Fünf Essays enthält dieser Band, entstanden sind sie zwischen 2003 und 2019. Mit „Literatur, Wissenschaft und die menschliche Natur“ ist der erste überschrieben, der sich unter anderem mit Charles Darwin auseinandersetzt und folgert, dass „die Art und Weise, wie Phantasie und Einfallsreichtum in der Literatur zum Ausdruck kommen, Darwins Ansichten untermauern. Es wäre unmöglich, Literatur aus uns fernen Zeiten oder aus einer grundsätzlich anderen Kultur zu lesen, teilten wir mit dem Schriftsteller nicht ein gemeinsames emotionales Terrain, ein grosses Reservoir von Annahmen.“ Recht ausführlich zitiert McEwan aus Donald Browns „Human Universals“ und ich staune, was wir Menschen alles gemeinsam haben, vom Geschenkeaustausch bis zu einem Begriff von Gerechtigkeit, von bestimmten Kindheitsängsten bis zum Wissen darum, dass auch andere Menschen ein Innenleben haben.

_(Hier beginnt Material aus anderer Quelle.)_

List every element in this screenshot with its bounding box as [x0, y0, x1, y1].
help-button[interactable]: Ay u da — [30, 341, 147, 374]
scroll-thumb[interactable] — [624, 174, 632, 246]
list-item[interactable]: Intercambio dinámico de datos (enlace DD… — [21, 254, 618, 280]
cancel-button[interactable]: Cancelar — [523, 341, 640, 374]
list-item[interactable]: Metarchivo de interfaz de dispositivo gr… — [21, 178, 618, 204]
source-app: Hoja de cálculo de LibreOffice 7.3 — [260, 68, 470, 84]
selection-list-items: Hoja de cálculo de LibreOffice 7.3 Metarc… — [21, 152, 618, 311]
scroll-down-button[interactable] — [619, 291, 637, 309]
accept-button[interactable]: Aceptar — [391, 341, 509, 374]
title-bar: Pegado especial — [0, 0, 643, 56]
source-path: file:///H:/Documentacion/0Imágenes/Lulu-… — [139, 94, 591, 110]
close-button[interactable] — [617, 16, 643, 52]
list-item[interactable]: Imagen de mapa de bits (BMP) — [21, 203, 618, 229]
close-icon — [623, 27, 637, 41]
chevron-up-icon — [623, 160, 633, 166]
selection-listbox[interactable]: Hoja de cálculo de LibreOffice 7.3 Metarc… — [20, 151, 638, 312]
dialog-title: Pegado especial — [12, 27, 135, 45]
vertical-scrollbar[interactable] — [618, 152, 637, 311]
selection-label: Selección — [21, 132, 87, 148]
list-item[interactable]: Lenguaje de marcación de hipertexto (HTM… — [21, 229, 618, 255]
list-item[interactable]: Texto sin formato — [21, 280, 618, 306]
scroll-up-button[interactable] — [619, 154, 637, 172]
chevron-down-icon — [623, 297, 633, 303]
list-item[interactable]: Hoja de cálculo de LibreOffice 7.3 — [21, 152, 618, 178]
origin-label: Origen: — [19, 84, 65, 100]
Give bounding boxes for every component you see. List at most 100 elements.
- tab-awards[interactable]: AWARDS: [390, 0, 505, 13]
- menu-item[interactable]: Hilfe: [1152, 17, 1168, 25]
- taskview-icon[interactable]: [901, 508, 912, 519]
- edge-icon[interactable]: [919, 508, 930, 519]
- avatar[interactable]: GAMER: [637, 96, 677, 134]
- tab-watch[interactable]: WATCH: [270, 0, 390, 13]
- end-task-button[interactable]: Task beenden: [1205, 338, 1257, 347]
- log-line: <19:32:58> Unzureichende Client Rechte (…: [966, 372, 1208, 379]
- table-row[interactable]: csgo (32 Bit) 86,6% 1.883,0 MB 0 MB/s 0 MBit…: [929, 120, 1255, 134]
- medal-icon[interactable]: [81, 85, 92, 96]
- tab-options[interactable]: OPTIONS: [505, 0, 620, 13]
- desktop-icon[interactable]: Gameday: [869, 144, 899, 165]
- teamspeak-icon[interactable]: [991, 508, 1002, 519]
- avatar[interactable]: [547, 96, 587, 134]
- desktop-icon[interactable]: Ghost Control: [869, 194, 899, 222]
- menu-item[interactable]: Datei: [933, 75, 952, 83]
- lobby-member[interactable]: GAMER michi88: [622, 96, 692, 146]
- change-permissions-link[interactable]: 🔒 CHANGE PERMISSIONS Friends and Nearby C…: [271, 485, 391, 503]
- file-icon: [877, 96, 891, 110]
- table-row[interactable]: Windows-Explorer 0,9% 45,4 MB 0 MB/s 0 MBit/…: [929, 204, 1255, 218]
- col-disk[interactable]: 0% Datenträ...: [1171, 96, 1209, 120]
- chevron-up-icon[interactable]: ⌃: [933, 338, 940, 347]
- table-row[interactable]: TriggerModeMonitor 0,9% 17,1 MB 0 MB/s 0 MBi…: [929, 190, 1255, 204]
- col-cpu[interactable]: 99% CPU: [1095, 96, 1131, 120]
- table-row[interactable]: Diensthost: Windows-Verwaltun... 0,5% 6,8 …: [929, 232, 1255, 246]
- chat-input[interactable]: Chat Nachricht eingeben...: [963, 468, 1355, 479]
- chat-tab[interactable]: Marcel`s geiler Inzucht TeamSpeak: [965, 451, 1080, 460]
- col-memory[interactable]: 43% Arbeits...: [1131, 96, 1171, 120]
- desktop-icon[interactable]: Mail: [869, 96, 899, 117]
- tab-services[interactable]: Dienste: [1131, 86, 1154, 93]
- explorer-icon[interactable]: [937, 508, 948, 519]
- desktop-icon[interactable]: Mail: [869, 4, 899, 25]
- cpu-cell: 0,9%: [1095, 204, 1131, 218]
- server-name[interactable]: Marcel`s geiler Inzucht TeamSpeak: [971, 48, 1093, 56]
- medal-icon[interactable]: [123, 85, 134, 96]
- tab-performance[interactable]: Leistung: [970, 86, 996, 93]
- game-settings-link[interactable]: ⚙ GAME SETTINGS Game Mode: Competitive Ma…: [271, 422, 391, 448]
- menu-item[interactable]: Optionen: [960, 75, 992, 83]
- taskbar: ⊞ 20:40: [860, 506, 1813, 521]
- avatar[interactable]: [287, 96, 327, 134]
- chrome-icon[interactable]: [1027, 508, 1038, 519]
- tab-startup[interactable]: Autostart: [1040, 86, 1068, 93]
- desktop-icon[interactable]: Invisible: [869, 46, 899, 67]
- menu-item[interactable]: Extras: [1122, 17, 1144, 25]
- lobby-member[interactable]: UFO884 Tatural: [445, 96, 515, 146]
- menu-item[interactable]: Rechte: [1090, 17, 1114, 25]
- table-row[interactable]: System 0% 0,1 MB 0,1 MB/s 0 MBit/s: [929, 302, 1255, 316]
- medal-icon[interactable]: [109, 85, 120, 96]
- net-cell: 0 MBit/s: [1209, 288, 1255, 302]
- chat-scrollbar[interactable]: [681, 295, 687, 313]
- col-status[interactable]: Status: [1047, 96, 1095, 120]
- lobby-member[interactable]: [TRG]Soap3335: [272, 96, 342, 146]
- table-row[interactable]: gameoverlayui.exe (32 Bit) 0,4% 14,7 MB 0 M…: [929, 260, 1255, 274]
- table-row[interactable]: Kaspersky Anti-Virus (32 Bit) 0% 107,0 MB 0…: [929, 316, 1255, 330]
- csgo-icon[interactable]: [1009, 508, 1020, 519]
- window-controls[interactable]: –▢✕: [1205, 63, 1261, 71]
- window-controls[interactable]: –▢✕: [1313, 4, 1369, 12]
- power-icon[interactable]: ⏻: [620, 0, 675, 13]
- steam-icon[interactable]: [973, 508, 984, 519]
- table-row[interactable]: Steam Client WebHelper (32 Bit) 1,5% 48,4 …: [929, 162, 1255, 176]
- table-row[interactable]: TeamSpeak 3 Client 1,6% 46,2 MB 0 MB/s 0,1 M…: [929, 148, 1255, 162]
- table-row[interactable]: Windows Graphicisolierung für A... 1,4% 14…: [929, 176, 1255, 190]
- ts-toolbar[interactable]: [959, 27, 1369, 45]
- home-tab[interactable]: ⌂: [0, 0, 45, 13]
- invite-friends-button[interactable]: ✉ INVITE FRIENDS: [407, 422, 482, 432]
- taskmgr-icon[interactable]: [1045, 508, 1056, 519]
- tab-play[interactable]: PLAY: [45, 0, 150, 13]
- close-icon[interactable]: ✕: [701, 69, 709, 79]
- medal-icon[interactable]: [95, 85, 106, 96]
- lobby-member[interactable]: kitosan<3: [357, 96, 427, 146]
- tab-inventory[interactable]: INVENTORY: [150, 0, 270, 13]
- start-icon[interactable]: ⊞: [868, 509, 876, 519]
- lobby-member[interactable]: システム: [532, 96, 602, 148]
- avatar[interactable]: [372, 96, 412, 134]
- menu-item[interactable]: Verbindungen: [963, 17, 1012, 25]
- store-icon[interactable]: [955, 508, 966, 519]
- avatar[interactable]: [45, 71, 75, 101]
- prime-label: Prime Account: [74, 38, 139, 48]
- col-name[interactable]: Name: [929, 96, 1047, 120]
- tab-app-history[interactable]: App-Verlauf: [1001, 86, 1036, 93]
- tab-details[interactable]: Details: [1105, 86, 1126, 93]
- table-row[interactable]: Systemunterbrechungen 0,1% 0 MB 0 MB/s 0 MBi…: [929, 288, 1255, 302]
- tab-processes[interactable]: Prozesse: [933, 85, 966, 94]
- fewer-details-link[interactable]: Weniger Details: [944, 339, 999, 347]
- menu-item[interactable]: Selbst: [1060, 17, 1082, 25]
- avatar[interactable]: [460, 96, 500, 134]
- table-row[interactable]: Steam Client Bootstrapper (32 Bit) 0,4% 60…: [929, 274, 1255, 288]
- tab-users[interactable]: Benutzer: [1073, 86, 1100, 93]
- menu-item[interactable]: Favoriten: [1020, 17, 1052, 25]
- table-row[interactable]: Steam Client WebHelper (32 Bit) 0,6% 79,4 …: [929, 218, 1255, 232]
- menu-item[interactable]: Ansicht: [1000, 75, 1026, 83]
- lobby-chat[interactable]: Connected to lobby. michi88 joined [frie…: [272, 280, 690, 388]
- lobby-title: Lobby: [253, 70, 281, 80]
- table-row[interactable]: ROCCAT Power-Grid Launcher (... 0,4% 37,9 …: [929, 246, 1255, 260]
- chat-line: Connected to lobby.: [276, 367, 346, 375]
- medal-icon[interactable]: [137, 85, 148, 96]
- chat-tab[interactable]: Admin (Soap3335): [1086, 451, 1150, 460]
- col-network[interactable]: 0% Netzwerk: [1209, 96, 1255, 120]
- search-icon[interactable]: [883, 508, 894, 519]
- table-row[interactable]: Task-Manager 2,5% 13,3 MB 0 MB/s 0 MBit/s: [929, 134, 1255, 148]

“The Originality of the Species oder: Wer ist der Erste?“ (die neumodische Eigenart, in Buch- und Aufsatztiteln Englisch und Deutsch zu mischen, finde ich prätentiös-peinlich) ist ein überaus spannender und aufschlussreicher Text, der einerseits zeigt, was Ehrgeiz alles bewirken kann (Darwins Thesen standen konträr zu den Auffassungen der viktorianischen Gesellschaft ) und andererseits deutlich macht, dass der „Kult der Persönlichkeit, der um Künstler betrieben wird“ gelegentlich fast schon religiöse Züge annimmt. Das ist umso bemerkenswerter als Shakespeare, Bach, Mozart und Beethoven zu ihrer Zeit nicht übermässig verehrt wurden.

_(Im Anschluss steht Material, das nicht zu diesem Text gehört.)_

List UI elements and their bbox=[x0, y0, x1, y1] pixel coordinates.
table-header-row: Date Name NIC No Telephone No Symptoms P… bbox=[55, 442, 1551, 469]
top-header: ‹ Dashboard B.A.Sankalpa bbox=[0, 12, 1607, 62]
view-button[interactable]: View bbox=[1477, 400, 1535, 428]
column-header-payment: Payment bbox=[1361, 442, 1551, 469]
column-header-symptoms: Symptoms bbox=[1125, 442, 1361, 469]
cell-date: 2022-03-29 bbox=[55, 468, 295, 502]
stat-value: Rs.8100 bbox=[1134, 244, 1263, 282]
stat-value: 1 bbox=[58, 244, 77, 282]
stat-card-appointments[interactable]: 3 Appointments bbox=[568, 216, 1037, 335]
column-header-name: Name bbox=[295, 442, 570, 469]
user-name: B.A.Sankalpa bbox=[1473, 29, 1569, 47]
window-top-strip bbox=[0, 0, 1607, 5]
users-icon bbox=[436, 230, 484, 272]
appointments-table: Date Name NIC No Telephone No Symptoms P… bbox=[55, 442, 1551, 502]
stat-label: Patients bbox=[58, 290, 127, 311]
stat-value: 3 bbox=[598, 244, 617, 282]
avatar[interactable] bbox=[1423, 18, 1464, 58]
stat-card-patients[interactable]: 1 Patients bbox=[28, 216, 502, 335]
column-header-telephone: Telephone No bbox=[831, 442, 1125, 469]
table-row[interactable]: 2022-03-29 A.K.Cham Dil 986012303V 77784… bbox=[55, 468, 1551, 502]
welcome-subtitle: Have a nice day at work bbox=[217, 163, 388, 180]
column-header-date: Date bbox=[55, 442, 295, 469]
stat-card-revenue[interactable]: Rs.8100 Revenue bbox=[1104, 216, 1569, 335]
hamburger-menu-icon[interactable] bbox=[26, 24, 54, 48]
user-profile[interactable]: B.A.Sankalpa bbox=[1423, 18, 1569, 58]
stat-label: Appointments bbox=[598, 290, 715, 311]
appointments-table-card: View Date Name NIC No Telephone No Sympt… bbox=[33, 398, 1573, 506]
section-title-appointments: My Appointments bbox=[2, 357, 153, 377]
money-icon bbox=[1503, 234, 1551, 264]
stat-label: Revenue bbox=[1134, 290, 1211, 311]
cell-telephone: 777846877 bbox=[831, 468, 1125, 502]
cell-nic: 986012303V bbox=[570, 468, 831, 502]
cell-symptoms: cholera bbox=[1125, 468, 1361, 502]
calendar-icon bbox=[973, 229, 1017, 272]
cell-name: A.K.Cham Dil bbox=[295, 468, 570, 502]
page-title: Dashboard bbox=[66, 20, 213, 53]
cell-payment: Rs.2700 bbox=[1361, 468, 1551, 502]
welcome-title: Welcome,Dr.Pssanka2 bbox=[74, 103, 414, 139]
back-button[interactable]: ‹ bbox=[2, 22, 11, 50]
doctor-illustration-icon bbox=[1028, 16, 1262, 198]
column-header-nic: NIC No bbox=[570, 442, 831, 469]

Ganz besonders angesprochen haben mich McEwan Einlassungen zu Erkenntnis und Intuition, die sich nicht nur oft nicht entsprechen, sondern gelegentlich gänzlich unvereinbare Position einnehmen. Ein Beispiel: „Die der Intuition zuwiderlaufende Vorstellung, die Erde drehe sich um die Sonne, brauchte Generationen, um sich in Europa durchzusetzen.“ Obwohl wir das mittlerweile wissen, leben wir nach wie vor in der Vorstellung, wir seien das Zentrum des Universums. Wir wären gut beraten, unserer Intuition nicht einfach zu trauen, sondern ab und zu unseren Verstand zum Zuge kommen zu lassen.
„Ein parallele Tradition“ lautet der Titel des dritten Essays, den ich vor allem als Anregung auf Texte und Bücher lese, die einem die Wissenschaft nahebringen. „Wer wissen will, was für kühne und originelle Ideen Newton hatte, der lese Voltaire. Bei ihm spüren wir die Begeisterung für neue Ideen, und dabei erfüllt er zugleich die höchsten Anforderungen an Verständlichkeit.“ Mc Ewans Begeisterung für Lucrez‘ „De rerum natura“ und Steven Pinkers „Der Sprachinstinkt“ teile ich. Danke also fürs Erinnern!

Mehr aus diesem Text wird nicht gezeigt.